Yes, that's exactly it. If you restrict yourself to two-stages, and have a not-ridiculous flight rate, air-breathing doesn't make that much sense. If you want to do one stage, air-breathing is an enabling technology. Skylon has a much higher initial cost, but potentially much lower operating costs, than something like a reusable Falcon. SpaceX's approach is to build the simplest system and iterate with it, while REL is putting a lot of effort into the front end to try to outsmart the problem. Since neither has been demonstrated flying to orbit and back, it's hard to really argue which will do better.
I am not sure about the capabilities that you are attributing to Skylon here. It will for the most part be unmanned. So I am not sure about the retrieval part.
People are not saying he was uninformed because he got the disadvantages of airbreathing wrong. He didn't. They're saying he was uninformed because he gave an answer that seemed to assume a generic TSTO, when the question was about a specific SSTO
some non existing off topic VTOL SSTO.
I am and will continue to be quite impressed with the work that RE is doing and where they are going with it, but the various "claims" of this being "ground-breaking" and "paradigm-shifting" technology just are not being supported and I think they might want to take a step back and review the idea of "selling" it as such.
Frankly?
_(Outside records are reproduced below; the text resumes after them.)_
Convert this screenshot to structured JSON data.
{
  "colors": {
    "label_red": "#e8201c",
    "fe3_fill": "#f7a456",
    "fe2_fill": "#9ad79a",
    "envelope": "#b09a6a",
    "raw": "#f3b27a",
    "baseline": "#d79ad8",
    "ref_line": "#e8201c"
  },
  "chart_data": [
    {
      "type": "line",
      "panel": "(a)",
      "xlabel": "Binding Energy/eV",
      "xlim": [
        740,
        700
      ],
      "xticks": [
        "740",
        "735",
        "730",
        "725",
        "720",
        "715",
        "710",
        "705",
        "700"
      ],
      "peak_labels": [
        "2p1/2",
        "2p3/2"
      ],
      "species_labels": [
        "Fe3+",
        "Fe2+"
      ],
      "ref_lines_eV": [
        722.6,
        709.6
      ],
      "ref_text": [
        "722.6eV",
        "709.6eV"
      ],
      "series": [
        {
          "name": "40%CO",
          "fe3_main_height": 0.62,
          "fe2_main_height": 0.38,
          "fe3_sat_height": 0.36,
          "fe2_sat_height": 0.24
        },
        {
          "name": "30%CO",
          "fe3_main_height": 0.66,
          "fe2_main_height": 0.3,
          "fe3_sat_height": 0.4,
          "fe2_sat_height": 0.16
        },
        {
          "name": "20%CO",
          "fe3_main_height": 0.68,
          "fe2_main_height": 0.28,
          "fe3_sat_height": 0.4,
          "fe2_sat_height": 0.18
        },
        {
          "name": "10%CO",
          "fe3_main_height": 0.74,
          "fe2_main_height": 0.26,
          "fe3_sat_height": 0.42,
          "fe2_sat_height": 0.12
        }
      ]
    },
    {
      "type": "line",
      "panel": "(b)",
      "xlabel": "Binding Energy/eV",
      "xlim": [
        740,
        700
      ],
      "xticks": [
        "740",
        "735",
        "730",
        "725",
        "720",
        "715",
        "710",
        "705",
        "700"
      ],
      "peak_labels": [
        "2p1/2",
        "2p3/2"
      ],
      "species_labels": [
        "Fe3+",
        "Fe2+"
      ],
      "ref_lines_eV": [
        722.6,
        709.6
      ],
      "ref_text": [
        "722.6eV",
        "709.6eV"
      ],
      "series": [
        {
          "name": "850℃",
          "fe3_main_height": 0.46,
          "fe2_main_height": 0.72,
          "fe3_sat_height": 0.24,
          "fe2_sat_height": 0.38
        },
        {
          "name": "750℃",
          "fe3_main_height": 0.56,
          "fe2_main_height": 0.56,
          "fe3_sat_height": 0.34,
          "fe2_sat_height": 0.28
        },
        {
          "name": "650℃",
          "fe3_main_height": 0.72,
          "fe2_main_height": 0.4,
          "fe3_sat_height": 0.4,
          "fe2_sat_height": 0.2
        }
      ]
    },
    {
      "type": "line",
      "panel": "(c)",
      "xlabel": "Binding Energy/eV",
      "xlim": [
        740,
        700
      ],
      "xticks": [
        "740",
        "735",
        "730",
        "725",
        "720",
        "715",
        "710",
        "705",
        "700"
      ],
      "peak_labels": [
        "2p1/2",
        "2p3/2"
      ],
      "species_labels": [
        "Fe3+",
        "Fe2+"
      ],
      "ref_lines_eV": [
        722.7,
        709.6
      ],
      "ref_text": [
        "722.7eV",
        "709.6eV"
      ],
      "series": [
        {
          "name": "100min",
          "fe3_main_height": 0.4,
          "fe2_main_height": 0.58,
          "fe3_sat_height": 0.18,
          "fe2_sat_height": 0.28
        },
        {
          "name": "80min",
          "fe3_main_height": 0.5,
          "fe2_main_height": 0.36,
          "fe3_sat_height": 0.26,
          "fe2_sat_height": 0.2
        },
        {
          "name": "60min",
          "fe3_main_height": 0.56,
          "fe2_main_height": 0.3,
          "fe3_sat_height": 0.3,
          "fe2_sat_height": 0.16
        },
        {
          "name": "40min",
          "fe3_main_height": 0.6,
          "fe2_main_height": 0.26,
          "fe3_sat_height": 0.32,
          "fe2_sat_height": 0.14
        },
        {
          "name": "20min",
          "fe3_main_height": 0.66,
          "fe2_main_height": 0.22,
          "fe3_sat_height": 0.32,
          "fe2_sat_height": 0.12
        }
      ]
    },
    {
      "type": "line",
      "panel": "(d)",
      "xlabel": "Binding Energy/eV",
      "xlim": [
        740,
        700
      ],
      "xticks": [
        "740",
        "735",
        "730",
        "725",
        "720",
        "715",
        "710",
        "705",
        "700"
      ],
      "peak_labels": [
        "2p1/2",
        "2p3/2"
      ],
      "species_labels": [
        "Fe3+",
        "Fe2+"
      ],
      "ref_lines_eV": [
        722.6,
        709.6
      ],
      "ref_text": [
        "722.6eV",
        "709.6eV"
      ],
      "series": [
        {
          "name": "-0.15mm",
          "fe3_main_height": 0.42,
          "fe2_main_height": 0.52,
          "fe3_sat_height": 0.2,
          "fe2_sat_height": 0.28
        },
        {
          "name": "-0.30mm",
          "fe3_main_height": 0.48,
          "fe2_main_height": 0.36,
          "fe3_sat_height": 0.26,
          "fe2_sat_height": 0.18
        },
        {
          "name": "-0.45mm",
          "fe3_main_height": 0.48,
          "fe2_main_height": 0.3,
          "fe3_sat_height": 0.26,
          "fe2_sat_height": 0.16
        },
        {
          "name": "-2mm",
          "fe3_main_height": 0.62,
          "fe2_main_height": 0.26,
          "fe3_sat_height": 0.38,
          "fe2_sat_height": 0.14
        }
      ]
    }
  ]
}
All the stuff RE has done still has not reached the TRL of the Supercharged-Ejector-Ram-Jet (SERJ) engine which was ready for flight testing in the mid-60s. And the "problem" area remains the same for the SABRE as the SERJ; Flight testing is going to be very expensive and getting funding and support is not going to be at all easy. SABRE just like the SERJ is going to require a flight test vehicle capable of all-aspect runway-to-hypersonic and back again flight regime and my "read" is that the proposed "Nacelle-Test-Vehicle" is going to be very much less than that.
If you answer a question about Skylon by saying that airbreathing offers no real advantage, without mentioning staging, an all-rocket VTOL SSTO is the obvious implication.